Der Geschichtswettbewerb des Bundespräsidenten richtet sich an Kinder und Jugendliche – vom Grundschulalter bis 21 Jahren – und ist der größte historische Forschungswettbewerb seiner Art in Deutschland. „Bewegte Zeiten. Sport macht Gesellschaft“ heißt das diesjährige Thema, mit dem sich junge Forscher auseinandersetzen sollen. „Wir wollten uns mit einer Sportart beschäftigen, mit der jeder etwas verbindet“, erzählt Maxi Grill über den anfänglichen Themenfindungsprozess. Ein weiteres Auswahlkriterium sei die Quellenlage gewesen. Und das Rosenheimer Stadtarchiv habe zum Thema „Velociped“ einiges zu bieten. Leiter Christopher Kast zeigt sich beeindruckt. Besonders erwähnenswert findet er den Weitblick, den die Buben mit ihrem Beitrag zum Rosenheimer Fahrradparkhaus bewiesen hätten: „Den Schülern ist es damit gelungen auch aktuelle Debatten, wie das Fahrrad als klimaneutrale Alternative oder dessen Boom im Zuge der Corona-Pandemie, mit einzubeziehen.“
Für Maxi, Felix und Philip heißt es jetzt erst einmal warten. Denn zunächst werden die besten Arbeiten auf Landesebene ausgezeichnet. Die 250 erfolgreichsten Teilnehmer haben dann im Sommer die Chance auch auf Bundesebene zu gewinnen. Der Ausblick auf Preisgelder sei aber nie die Motivationsgrundlage gewesen, erzählt Pöllinger. Das Interesse am Forschen habe von Anfang an im Vordergrund gestanden und sei auch der Motor für die teils mühsame Archivarbeit gewesen. „Ich habe plötzlich ein Bewusstsein dafür bekommen, wo ich lebe“, erzählt Maxi Grill. Durch das Eintauchen in längst vergangene Zeiten habe er ein Verständnis für Dinge entwickelt, die heute selbstverständlich scheinen. Unter anderem beschäftigten die Schüler sich mit Rosa Gillitzer, die 1899 den vermutlich ersten gemischt- geschlechtlichen Radelclub Bayerns gegründet hat – und damit eine Pionierin in Sachen Gleichstellung war.

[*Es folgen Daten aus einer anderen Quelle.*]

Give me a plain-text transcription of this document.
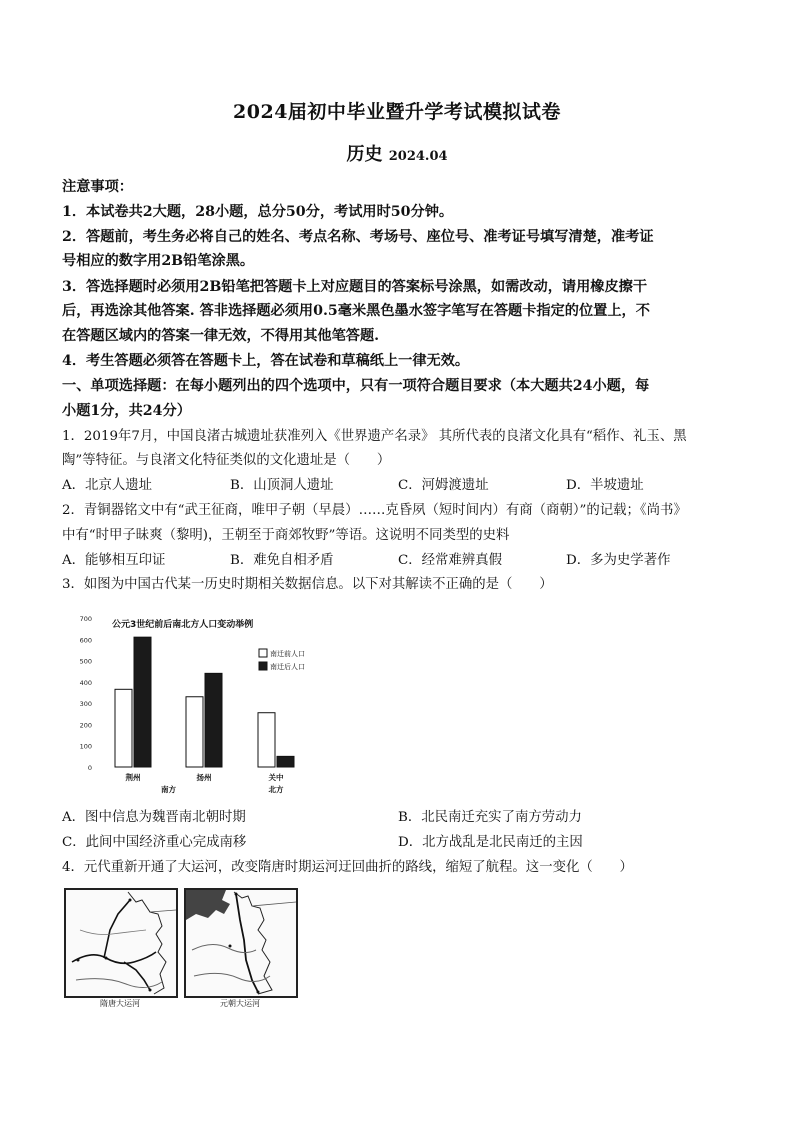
2024届初中毕业暨升学考试模拟试卷
历史 2024.04
注意事项：
1．本试卷共2大题，28小题，总分50分，考试用时50分钟。
2．答题前，考生务必将自己的姓名、考点名称、考场号、座位号、准考证号填写清楚，准考证
号相应的数字用2B铅笔涂黑。
3．答选择题时必须用2B铅笔把答题卡上对应题目的答案标号涂黑，如需改动，请用橡皮擦干
后，再选涂其他答案. 答非选择题必须用0.5毫米黑色墨水签字笔写在答题卡指定的位置上，不
在答题区域内的答案一律无效，不得用其他笔答题.
4．考生答题必须答在答题卡上，答在试卷和草稿纸上一律无效。
一、单项选择题：在每小题列出的四个选项中，只有一项符合题目要求（本大题共24小题，每
小题1分，共24分）
1．2019年7月，中国良渚古城遗址获准列入《世界遗产名录》 其所代表的良渚文化具有“稻作、礼玉、黑
陶”等特征。与良渚文化特征类似的文化遗址是（　　）
A．北京人遗址	B．山顶洞人遗址	C．河姆渡遗址	D．半坡遗址
2．青铜器铭文中有“武王征商，唯甲子朝（早晨）……克昏夙（短时间内）有商（商朝）”的记载；《尚书》
中有“时甲子昧爽（黎明)，王朝至于商郊牧野”等语。这说明不同类型的史料
A．能够相互印证	B．难免自相矛盾	C．经常难辨真假	D．多为史学著作
3．如图为中国古代某一历史时期相关数据信息。以下对其解读不正确的是（　　）
0
100
200
300
400
500
600
700
公元3世纪前后南北方人口变动举例
荆州	扬州	关中
南方	北方
南迁前人口
南迁后人口
A．图中信息为魏晋南北朝时期	B．北民南迁充实了南方劳动力
C．此间中国经济重心完成南移	D．北方战乱是北民南迁的主因
4．元代重新开通了大运河，改变隋唐时期运河迂回曲折的路线，缩短了航程。这一变化（　　）
隋唐大运河	元朝大运河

Im Hotel „Deutscher Kaiser“ im Gillitzerblock seien damals die Vereinstreffen abgehalten worden. Auch die Erkenntnis, dass „Narrative immer wieder kehren“, so formuliert es Pöllinger, hätten die Schüler durch ihre intensiven Studien gewonnen. Zum Beispiel ähnle die heutige Debatte um E-Roller in München der Diskussion, die Anfang des 20. Jahrhunderts zur Verkehrssicherheit von Fahrrädern geführt wurde. Die Rosenheimer hätten damals mit dem noch relativ neuen Fortbewegungsmittel so viele Unfälle gebaut, dass die Stadtverwaltung „Velociped- Fahrkarten“, also einen Fahrradführerschein, eingeführt habe.
Präsentation
per Website
„Alles ist in Bewegung,
alles hat eine bestimmte Vergangenheit und eine
ungewisse Zukunft“, das schreibt der Bundespräsident Frank-Walter Steinmeier in seiner Botschaft zum diesjährigen Geschichtswettbewerb. Und weil es immer weiter geht, wollen die Jungs nicht stehen bleiben: „Wir wollen uns mit unserer Arbeit nicht auf den Wettbewerb begrenzen“, erklärt Felix Rath. Deshalb haben sie sich für die Präsentation ihres Projekts per Website entschieden. Auf diese Weise können die drei Schüler auch in Zukunft neue Stationen zur Geschichte des Radfahrens auf der Karte ergänzen und mit den Rosenheimern in einen Austausch treten.